Kollektion 4: NUNFTverSTAND

Das Wort Verstand setzt sich aus der Vorsilbe ver- und dem Stamm des Wortes für die Bedeutung des Stehens zusammen – und das ist kein Zufall, sondern ziemlich präzise gedacht.

  1. Stehen bezeichnet zunächst etwas sehr Konkretes: Halt haben, feststehen, nicht umfallen. Es geht um Stabilität und Position.
  2. Die Vorsilbe ver hat im Deutschen oft die Bedeutung von Veränderung, Übergang oder Bezug auf etwas anderes (ver-arbeiten, ver-gleichen, ver-langen).
  3. Ver-stehen meint daher sich zu etwas in ein Verhältnis stellen, einen Standpunkt dazu einnehmen.
  4. Verstand ist damit die Fähigkeit, etwas so vor sich hinzustellen, dass es Halt bekommt – im Denken, nicht im Raum.
  5. Wer etwas versteht, steht also gedanklich richtig dazu: nicht schwankend, nicht bloß fühlend, sondern begrifflich gefestigt.

Kurz gesag:

Verstand ist die Fähigkeit, im Denken Stand zu haben. Kein Gefühl, kein Rausch, kein Reflex – sondern Haltung im Kopf.

Auch das Wort Vernunft beginnt mit der Vorsilbe ver. Der dann folgende Wortbestandteil -nunft wirkt erst einmal rätselhaft. Er geht zurück auf das althochdeutsche numft / nunft, das so viel bedeutete wie Erfassung, Einsicht, inneres Erfassen. Verwandt ist es mit dem Verb vernehmen – also wahrnehmen, aufnehmen, mitbekommen.

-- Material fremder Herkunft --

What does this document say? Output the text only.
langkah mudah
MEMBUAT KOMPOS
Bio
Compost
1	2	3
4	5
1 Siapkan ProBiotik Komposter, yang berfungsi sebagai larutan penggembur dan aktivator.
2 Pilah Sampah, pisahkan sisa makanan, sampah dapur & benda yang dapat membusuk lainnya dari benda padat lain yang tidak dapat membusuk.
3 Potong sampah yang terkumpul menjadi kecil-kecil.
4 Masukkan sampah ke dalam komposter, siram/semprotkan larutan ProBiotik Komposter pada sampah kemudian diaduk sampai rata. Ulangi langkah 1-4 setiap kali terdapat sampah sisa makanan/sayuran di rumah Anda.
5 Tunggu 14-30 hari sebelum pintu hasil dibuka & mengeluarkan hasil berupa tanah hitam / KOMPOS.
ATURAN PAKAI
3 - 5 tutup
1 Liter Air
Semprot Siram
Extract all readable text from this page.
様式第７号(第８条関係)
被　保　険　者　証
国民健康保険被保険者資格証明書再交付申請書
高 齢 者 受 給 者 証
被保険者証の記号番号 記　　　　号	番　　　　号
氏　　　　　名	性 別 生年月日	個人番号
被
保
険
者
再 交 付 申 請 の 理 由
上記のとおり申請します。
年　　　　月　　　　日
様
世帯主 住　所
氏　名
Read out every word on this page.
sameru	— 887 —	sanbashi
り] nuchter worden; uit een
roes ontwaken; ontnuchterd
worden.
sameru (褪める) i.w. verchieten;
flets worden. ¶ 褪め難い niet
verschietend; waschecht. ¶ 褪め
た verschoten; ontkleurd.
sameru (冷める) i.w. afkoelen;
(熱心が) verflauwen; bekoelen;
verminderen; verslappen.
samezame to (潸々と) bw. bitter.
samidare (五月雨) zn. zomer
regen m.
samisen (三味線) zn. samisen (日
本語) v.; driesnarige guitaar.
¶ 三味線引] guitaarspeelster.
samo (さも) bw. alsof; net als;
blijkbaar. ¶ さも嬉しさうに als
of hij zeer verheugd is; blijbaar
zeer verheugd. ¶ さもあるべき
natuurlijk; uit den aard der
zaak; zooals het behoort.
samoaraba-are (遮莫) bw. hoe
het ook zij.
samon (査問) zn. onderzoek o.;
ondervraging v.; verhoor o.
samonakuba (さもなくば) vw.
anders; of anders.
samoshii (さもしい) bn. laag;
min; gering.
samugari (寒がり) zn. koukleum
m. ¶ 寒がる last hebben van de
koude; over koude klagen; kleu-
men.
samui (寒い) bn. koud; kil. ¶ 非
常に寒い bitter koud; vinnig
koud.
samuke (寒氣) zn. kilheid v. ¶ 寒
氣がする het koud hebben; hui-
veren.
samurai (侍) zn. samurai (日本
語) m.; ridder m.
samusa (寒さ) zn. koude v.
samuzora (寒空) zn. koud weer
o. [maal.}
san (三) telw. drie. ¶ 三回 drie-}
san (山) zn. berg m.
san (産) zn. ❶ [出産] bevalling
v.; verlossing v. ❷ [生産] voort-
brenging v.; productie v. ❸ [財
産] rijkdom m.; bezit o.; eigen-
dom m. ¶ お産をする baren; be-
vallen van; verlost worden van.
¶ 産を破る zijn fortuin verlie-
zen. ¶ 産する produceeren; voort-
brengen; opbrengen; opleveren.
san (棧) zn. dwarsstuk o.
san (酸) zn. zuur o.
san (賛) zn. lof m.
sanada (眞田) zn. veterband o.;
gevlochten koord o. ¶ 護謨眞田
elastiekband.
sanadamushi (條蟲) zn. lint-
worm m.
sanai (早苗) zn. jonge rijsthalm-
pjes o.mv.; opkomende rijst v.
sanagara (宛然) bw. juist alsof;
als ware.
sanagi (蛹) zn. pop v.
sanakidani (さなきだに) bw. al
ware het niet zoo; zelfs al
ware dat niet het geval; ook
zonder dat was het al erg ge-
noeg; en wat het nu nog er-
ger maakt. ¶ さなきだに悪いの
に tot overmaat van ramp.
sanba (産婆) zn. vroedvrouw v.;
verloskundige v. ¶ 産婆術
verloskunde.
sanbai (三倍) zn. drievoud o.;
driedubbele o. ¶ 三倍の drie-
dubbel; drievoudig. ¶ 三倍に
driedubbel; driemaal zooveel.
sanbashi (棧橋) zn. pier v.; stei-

Während der Verstand etwas fest hinstellt, nimmt die Vernunft etwas in sich auf und verbindet es. Die Vorsilbe ver- verstärkt auch hier: nicht bloß hören, sondern durchdringen, zusammennehmen.

  • Verstand = Stand haben im Denken
  • Vernunft = Zusammenhänge vernehmen und darüber hinausgehen

Und nach dem großen Imanuel Kant ist Verstand das Vermögen, sinnliche Eindrücke zu ordnen und zu Begriffen zu formen. Der Verstand arbeitet mit Kategorien wie Raum, Zeit, Ursache, Substanz oder Wechselwirkung und macht Erfahrung überhaupt erst möglich.

Die Vernunft geht nach Kant dagegen darüber hinaus: Sie sucht nach dem Unbedingten, nach letzten Gründen und Zusammenhängen. Dabei überschreitet sie notwendig die Erfahrung und generiert Ideen wie Freiheit, Gott oder die Welt als Ganzes.

Kurz gesagt: Der Verstand erkennt, was ist – die Vernunft fragt, was es bedeuten soll, und stößt dabei an ihre Grenzen.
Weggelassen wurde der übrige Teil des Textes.